Colors and Materials
Stones, gems, spices, flowers and different parts of the earth (such as clay) are only some of the materials used to make natural colors.
Understanding the different qualities of these materials helps us connect to the colors we use from a deeper level. We realize through experience that when we see a color it always comes together with texture. The color red for example can be thought of abstractedly, we can meditate on it, feel how it affects us etc., but in the manifested world – where we express our creativity, a color is never independent of materials and this means a texture.
An oil color painting will be different then a water color painting as we indirectly experience the oil/water. Similarly, a color made from a crushed blue stone will have different texture and characteristics from a color made from petals of a flowers.
This relationship between color and texture is far from being only an interesting theoretical concept. For example: when we were building the practice hall of Kodaikanal Yoga Center we used relatively dark color clay to make our mud walls. We then wanted to paint the earth walls with a lighter color to make the space brighter. We experimented with different materials and had to choose the correct one that will blend well with the mud walls, with the wood structure and will give the desired result of both color and texture. We chose to use talcum powder with a gentle mix of the same clay we used on the walls.
Letting colors and shapes express themselves
Rudolf Steiner, the father of Anthroposophical Painting, gave great importance to the use of natural materials and recommended working with water base colors and not with oil colors. Furthermore he explained in depth how different colors have different “needs” and how they should be applied accordingly. Learning the basic qualities of the main colors we can understand what “they” want and how to use them in alignment with this way of thought.
For example the color Red likes to be in the center; if the color Red was a person it would have been a very sociable and loud person that likes to be in the center of attention. Trying to make this color express something shy or introverted is an imposition, since what the red color “wants” is to make noise and be noticed.
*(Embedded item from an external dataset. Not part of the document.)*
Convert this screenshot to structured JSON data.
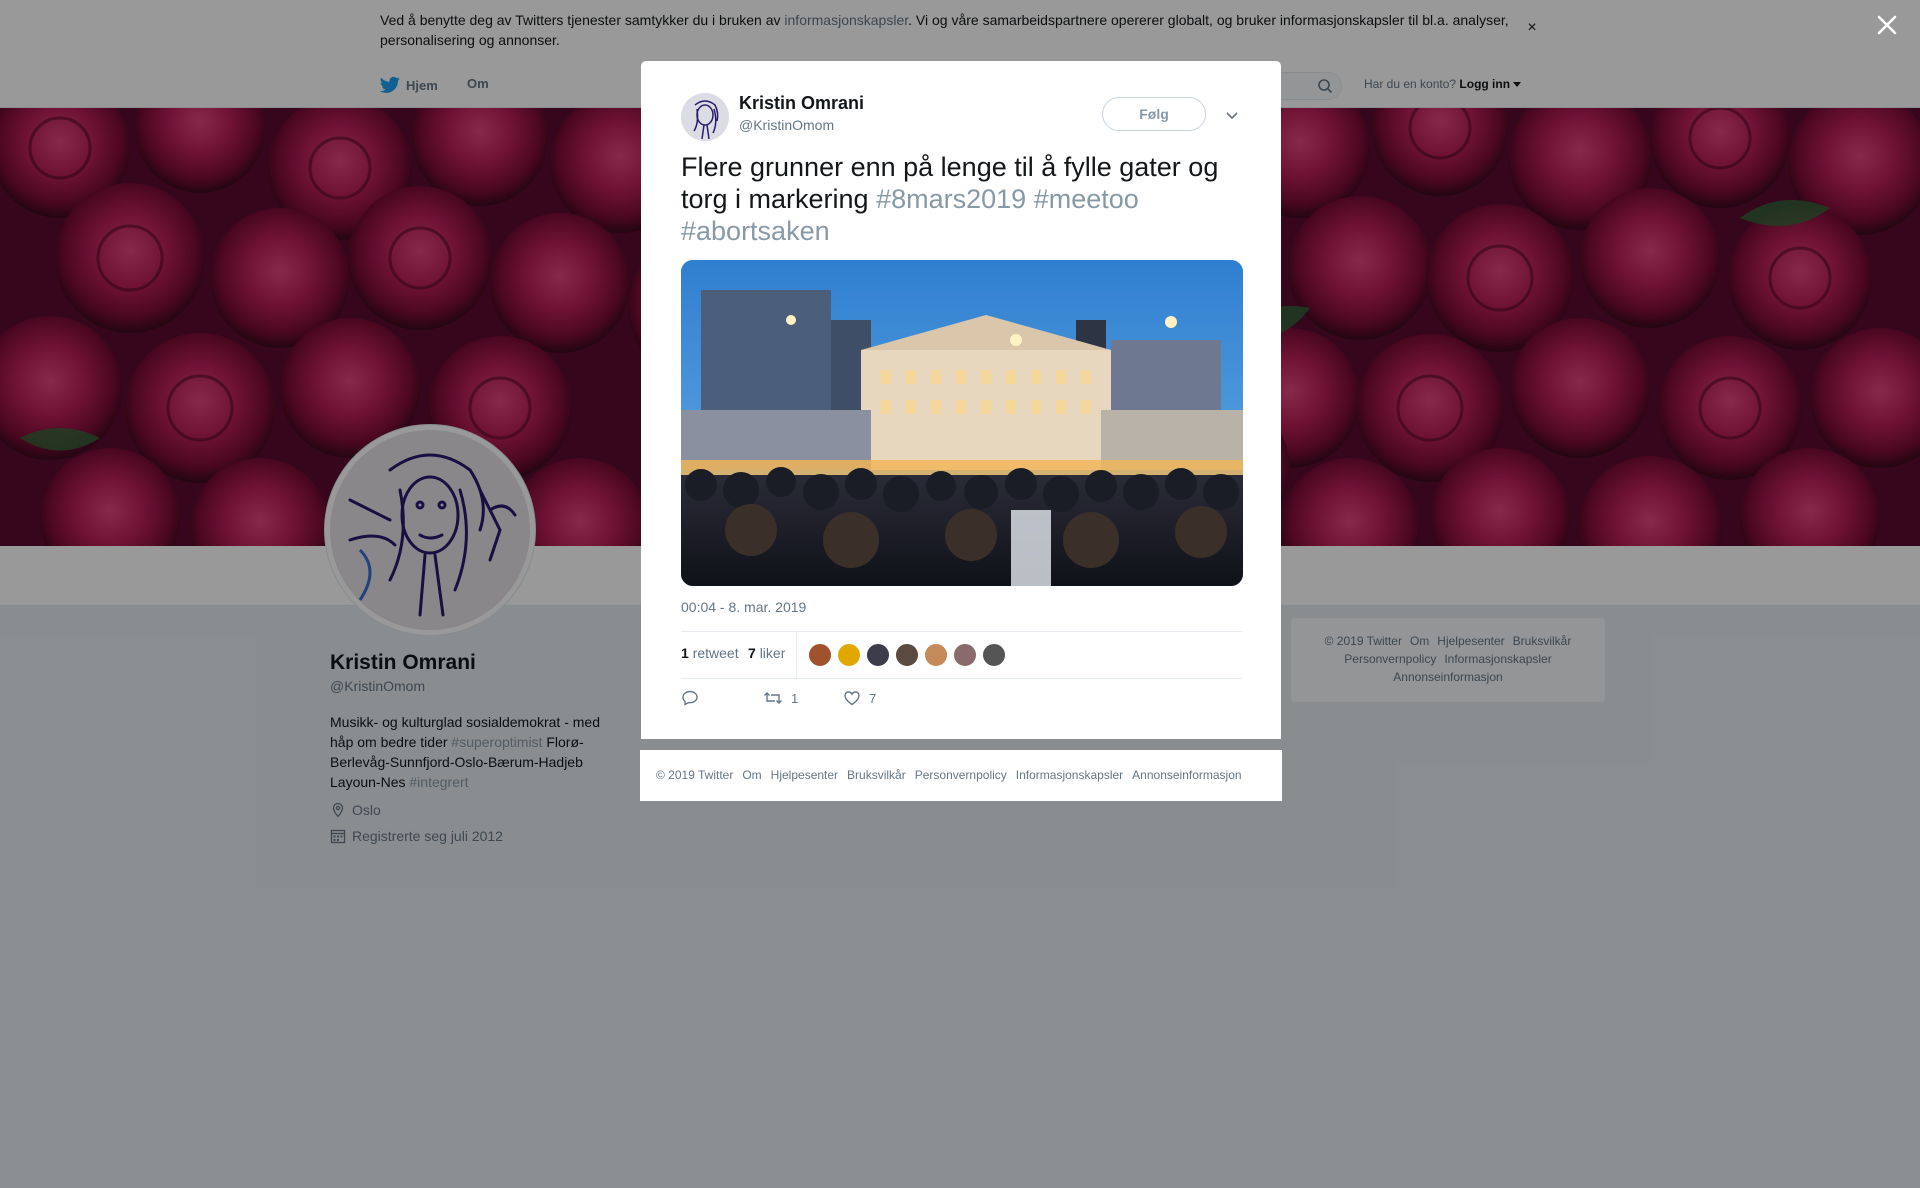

Similarly, different shapes too have their individual “desires”.
Letting the colors and shapes “express themselves” without disturbing them is something to be learned and practiced.
If we attempt to be authentic and pure in our expressing creativity perhaps we need to be respectful enough to really “get to know” the colors and use them as they wish to be used.
Sources of Inspiration in our Meditative Art process
As we paint or sketch it is important to have a positive inspiration before our eyes. This can be something that is actually in front of us, or an inspiring concept, word or thought. For example painting outdoors in nature, in front of a waterfall or a beautiful landscape opens not only our lungs but also our heart. We can dive into this divine beauty and let it work its magic on us. We can also take a word or concept that is inspiring for us and work with it. For example we can take “surrender” or “divinity” as our themes of inspiration and try to express these in our art.
In both of these ways of work we are letting our creativity support us spiritually and widen our practice.
Traditional Meditative Painting & Sketching
Mandals, Yantra, Aboriginal Sketching, Tibetan paintings, Chinese and Japanese calligraphy are a few examples of traditional Meditative Art practices. In India, for example, Mandals and Yantras have an important and respectful place in this field. These arts are deep and wide, yet this is not the place to go into detailed explanation. In general, these practices have a direct spiritual affects on the artist, and traditionally the practiced was taught by a personal spiritual master. Today many people enjoy experimentally working with these and other classical expressions of Meditative Art in alternative ways and mixed with modern concepts.
Meditation & Art Retreats
As we are live at the heart of a magical forest and all our workshops take place at especially inspiring locations, we work outdoors as well as indoors. Meditating, practicing yoga and art, surrounded by endless natural beauty, listening to the flow of the waterfall, the sound of the birds, and the wind blowing through the trees, we can dive into the source of creativity & into this divine dance.